BRUSSELS - Saturday's crucial EU budget deal has been welcomed by European leaders, with both old and new member states hailing it as a positive move for the future of 25-nation bloc.

In an interview Saturday with Deutsche Presse-Agentur dpa, German Commissioner Gunther Verheugen said the settlement freed up the E.U. to concentrate on future expenditure.

"That opens the possibility for us to better focus the E.U. budget on future outgoings and to gradually correct the traditionally top- heaviness of the agriculture subsidies," he said.

He said Germany was relieved by the outcome, which he said had been strongly influenced by new chancellor Angela Merkel.

Merkel had earlier hailed the accord as a "signal of hope for further European development".

Verheugen said he was confident the budget agreement would get the necessary approval from the European parliament.

Spanish Foreign Minister Angel Moratinos said the result was optimal with a view to Spain's aims. Finance Minister Pedro Solbes said the agreement was good for Europe and good for Spain, noting that his country would remain a net recipient of E.U. funds until 2013.

"The agreement puts the E.U. back on the path and lets us look confidentally to the future," he said.

Czech Prime Minister Jiri Paroubek described the agreement as "extraordinarily good".

"We have managed to improve on the constructive suggestions proposed by the British council presidency at the beginning of the summit," Paroubek said.

He conceded that while the solution would bring significant E.U. funds to the Czech Republic not all Prague's wishes had been met, but he added: "This is a flaw that we must come to terms with."

Polish Foreign Minister Stefan Meller said the agreement demonstrated the E.U.'s social-minded spirit and its sense of solidarity with the poorer, ten new member states.

Hungarian Prime Minister Ferenc Gyurcsany described the budget agreement as a "big success for Hungary".

"Now it is decided," he said, "that - contrary to all earlier decisions - 85 per cent of Hungarian cohesion investment can be financed with E.U. funds."

French Foreign Minister Philippe Douste-Blazy praised British Prime Minister Tony Blair for his willingness to compromise on the budget. Blair, he said, had put European financial planning above internal political arguments.

A clearly elated Blair, whose country holds the rotating E.U. presidency, said earlier Saturday: "This is about getting an agreement that allows Europe to move forward."
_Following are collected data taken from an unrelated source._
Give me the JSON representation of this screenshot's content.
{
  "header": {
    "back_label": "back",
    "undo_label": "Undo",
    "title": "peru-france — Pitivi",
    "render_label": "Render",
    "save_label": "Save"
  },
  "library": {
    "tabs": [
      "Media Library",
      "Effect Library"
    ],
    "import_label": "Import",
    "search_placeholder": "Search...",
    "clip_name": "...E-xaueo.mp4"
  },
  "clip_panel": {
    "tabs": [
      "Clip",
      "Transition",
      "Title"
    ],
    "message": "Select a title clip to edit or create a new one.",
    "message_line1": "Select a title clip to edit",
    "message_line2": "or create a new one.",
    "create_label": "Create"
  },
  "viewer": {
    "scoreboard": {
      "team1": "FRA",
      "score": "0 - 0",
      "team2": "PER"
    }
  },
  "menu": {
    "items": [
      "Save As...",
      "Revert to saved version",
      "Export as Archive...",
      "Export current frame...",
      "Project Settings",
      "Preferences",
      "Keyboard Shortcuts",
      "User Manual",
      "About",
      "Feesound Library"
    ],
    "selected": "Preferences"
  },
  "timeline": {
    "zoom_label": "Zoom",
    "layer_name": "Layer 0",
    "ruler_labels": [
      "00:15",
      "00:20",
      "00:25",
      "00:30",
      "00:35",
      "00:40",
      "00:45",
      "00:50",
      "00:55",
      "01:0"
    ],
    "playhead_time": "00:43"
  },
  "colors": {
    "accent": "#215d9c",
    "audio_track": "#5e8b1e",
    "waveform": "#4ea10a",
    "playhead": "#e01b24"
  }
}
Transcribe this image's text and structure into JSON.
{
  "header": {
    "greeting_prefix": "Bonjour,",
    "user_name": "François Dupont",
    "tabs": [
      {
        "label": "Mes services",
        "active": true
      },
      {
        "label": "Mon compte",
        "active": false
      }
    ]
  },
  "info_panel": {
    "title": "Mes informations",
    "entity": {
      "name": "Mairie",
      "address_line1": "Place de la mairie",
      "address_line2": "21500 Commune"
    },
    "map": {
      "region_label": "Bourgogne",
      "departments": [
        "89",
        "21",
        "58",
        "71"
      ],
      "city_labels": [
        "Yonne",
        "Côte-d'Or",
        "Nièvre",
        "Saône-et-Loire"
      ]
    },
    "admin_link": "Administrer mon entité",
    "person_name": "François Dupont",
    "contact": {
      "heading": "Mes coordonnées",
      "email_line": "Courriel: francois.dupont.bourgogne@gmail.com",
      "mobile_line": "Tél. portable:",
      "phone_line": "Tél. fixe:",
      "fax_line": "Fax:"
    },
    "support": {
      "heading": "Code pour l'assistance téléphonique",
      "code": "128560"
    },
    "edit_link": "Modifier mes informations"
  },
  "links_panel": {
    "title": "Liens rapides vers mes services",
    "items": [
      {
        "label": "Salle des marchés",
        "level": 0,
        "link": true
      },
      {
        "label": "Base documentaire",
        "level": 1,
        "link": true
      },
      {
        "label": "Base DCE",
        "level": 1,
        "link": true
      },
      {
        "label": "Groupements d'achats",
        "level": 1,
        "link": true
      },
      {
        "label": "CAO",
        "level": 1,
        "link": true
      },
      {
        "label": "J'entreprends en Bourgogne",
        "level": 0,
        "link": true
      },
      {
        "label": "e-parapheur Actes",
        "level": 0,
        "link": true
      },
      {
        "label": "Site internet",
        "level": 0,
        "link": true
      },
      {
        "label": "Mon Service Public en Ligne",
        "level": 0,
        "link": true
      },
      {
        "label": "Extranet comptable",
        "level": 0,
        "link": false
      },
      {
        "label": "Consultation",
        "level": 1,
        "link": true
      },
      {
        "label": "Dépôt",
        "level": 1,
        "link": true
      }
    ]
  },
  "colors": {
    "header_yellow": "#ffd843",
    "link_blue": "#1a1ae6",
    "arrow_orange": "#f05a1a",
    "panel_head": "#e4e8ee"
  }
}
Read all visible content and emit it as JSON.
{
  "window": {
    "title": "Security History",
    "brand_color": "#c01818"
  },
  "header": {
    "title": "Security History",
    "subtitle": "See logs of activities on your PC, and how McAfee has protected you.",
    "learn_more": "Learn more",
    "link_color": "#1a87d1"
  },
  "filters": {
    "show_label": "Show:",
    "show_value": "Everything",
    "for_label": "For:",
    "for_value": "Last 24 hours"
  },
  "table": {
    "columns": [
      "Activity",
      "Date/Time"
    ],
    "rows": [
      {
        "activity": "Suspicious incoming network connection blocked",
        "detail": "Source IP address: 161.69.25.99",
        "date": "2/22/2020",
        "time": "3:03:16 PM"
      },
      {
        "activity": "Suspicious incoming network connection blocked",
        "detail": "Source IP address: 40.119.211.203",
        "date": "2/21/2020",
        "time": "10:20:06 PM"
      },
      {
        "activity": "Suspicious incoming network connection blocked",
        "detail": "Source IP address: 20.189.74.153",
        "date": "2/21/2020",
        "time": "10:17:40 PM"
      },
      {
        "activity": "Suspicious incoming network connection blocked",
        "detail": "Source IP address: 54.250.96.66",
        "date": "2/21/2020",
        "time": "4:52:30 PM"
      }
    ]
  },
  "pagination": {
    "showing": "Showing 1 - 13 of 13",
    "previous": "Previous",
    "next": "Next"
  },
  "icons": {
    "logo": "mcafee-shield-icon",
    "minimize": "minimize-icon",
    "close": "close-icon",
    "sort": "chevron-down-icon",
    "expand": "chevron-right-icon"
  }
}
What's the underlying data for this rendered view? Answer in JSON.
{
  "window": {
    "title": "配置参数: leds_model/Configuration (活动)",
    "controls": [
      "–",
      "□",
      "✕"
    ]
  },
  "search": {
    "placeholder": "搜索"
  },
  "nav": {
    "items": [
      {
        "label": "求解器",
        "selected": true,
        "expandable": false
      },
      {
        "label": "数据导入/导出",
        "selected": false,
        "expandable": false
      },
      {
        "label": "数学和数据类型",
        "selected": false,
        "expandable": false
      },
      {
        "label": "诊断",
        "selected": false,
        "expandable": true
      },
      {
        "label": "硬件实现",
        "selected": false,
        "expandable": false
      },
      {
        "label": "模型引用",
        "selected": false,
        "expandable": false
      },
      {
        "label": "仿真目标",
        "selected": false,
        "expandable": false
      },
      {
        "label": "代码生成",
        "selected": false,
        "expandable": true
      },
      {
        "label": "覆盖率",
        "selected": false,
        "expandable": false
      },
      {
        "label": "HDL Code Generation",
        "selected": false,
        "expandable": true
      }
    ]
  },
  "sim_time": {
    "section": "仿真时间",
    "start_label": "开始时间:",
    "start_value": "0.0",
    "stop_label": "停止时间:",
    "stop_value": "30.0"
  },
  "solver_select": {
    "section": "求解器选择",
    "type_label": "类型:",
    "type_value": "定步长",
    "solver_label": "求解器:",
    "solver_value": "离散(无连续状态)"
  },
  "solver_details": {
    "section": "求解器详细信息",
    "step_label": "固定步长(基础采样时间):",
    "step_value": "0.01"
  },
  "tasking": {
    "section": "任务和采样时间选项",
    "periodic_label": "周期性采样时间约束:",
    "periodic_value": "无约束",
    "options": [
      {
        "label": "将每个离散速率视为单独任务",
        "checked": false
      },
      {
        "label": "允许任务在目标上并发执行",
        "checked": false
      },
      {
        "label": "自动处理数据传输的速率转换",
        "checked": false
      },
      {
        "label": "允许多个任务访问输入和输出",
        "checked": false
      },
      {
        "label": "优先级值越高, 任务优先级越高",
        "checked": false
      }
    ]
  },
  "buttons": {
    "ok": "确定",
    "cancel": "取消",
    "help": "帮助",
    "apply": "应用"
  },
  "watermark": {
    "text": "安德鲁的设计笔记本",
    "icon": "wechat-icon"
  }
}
Romanian Prime Minister Calin Popescu Tariceanu, whose country is joining the E.U. in 2007, said the agreement was a "giant step for the continuation of the European project".
The principle of solidarity had been victorious, he said, and every E.U. country had made a contribution.

The breakthrough deal for an 862.36 billion euro (1,035 trillion dollar) budget secures finances for the E.U. from 2007-13.

European Commission President Jose Manuel Barroso admitted that the agreement did not contain everything he wanted, but he expressed relief that a deal had been reached.

Under the deal - which trims the annual British rebate currently running at about 5 billion euros a year - more money will flow to the bloc's new member states in Central Europe. London is set to lose about 1 billion euros a year under the complex rebate cutting formula.

The deal also proposes a far-reaching review of E.U. finances including farm subsidies. Either way, farm support is to be cut back during the seven-year period from 43 billion euros to 40.6 billion euros annually.

Meanwhile the E.U. announced before the close of the summit that it had agreed to give Macedonia E.U. candidate status if the Balkans country fulfilled certain criteria.

The decision was a signal to other Balkan states that the E.U. also had an European perspective in mind for them, said Enlargement Commissioner Olli Rehn.